Şu karşı dağın ardındaki köyde bir zamanlar İbo ile Memiş
adında iki komşu çocuğu varmış.
Bir gün, bu
çocukların babaları çocukların; hem sanat öğrenmeleri hem de para kazanıp
kendilerine yardımcı olmaları için kente götürüp iyi bir ustanın yanına çırak
olarak vermeyi kararlaştırmışlar.
Kısa zamana
hazırlıklarını yapıp her iki baba da çocuğunu anına alarak birlikte kente
gitmişler. Kentte işleri rast gitmiş, daha ilk geldikleri gün her iki çocuğa da
aynı ustanın yanında iş bulmuşlar.
Usta hem çok
dürüst, hem de çok iyi kalpli imiş. İbo ile Memiş'in babaları köye dönmeden
çocuklarını karşılarına alarak onlara:
-"Ustanız
çok iyi bir insan, sakın sözünden çıkmayın, tembellik edip de ustanızı
üzmeyin." diye öğüt vermişler, sonra da vedalaşıp köylerine dönmüşler.
İbo, pek iyi
kalpli bir çocuk değilmiş. Üstelik çok da tembelmiş. Memiş'e:
-"Sen boş
ver onların sözlerini. Doğrusu ben yalnız usta yanımızda iken çalışacağım. O
gidince yan gelip yatacağım. Aklın varsa sen de benim gibi yaparsın."
demiş. Ama Memiş:
-"Ben hiç
de senin gibi düşünmüyorum. Ben aldığım parayı hak etmek isterim. Hem ne kadar
çok çalışırsam o kadar çok şey öğrenirim." demiş.
Her iki çocuk
da dedikleri gibi yapmışlar. İbo yalnız usta yanında iken çalışmış, diğer
zamanlarda rahatına bakmış. Memiş ise var gücü ile çalışıp bir şeyler öğrenmeye
bakmış.
Usta çok akıllı
bir adammış. Çok geçmeden durumu anlamış. Memiş'e çok çalışmasının karşılığı
olarak sık sık bahşiş vermeye başlamış. Memiş de iyi kalpli olduğu için aldığı
bahşişlerin yarısını götürüp İbo'ya veriyormuş. İbo, Memiş'in bu iyiliğine
karşı ona teşekkür edeceğine:
-"Usta
mutlaka bahşişi ikimiz için veriyordu. Hem de kim bilir ne veriyordur da Memiş
çoğunu kendine ayırıp azını bana vererek beni kandırıyordur. Ama bir gün bir
yolunu bulur her şeyi ustaya anlatacak, onu ustanın gözünden düşüreceğim."

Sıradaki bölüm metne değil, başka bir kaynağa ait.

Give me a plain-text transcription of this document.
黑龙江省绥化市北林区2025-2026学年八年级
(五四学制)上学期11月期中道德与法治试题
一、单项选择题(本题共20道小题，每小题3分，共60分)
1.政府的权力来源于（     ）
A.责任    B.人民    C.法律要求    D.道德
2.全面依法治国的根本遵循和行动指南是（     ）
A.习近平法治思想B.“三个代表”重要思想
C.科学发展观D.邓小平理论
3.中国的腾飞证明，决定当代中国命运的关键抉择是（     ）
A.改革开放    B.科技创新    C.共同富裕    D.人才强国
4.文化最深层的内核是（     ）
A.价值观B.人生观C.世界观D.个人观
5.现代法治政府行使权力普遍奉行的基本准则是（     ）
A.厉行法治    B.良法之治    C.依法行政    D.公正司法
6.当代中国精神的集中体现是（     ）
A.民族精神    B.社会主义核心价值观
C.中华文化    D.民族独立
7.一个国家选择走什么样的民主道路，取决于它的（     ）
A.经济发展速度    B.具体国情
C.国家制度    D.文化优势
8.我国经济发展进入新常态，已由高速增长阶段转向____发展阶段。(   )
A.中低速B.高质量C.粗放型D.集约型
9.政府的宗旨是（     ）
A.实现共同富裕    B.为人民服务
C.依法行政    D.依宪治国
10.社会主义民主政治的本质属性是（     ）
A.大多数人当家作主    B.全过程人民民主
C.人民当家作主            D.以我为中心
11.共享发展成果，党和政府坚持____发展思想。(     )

diye için için Memiş'e kızıp diş biliyormuş.
Ustanın Memiş'i
işe gönderdiği bir gün İbo fırsattan yararlanıp:
-"Ustacığım
bilirsiniz ben Memiş'i çok severim. Ama o pek dürüst bir çocuk değil. Sizin
ikimiz için verdiğiniz bahşişlerin çoğunu kendisine ayırıyor pek azını bana
veriyor. İyisi mi bundan sonraki bahşişi bana verin, ben hak geçirmeden
aramızda pay edeyim." demiş.
İbo'nun sözleri
ustayı fena halde kızdırmış, ona:
-"Sen
yalnız tembel bir çocuk değil aynı zamanda yalancı ve kötü kalpliymişsin de.
Ben o bahşişleri çok çalıştığı için yalnız Memiş'e veriyordum. Sen onun iyi
kalpliliğine karşı ona iftira atıyorsun. Bundan sonra tembelliğinden ötürü sana
daha az haftalık vereceğim. Memiş'in haftalığını da iki katına çıkaracağım.
İstersen burada çalışırsın, istemezsen kendine başka bir yer ararsın."
demiş.
O sırada bir
şey unuttuğu için yoldan geri dönen Memiş, kapının önünde bütün bu
konuşulanları işitmiş. Arkadaşının kendisi için söylediklerine çok üzülmüş,
gene de ustasına:
"Ustacığım
ne olur bu defalık İbo'yu bağışla. Bundan sonra daha çok çalışır, haftalığını
kesme" diye rica etmiş.
Usta da
Memiş'in hatırı için İbo'nun haftalığını kesmemiş ama Memiş'in haftalığını
arttırmış.
Böylece İbo
yaptığı kötülüğün karşılığını anlamış, hem de Memiş'ten aldığı bahşişten olmuş.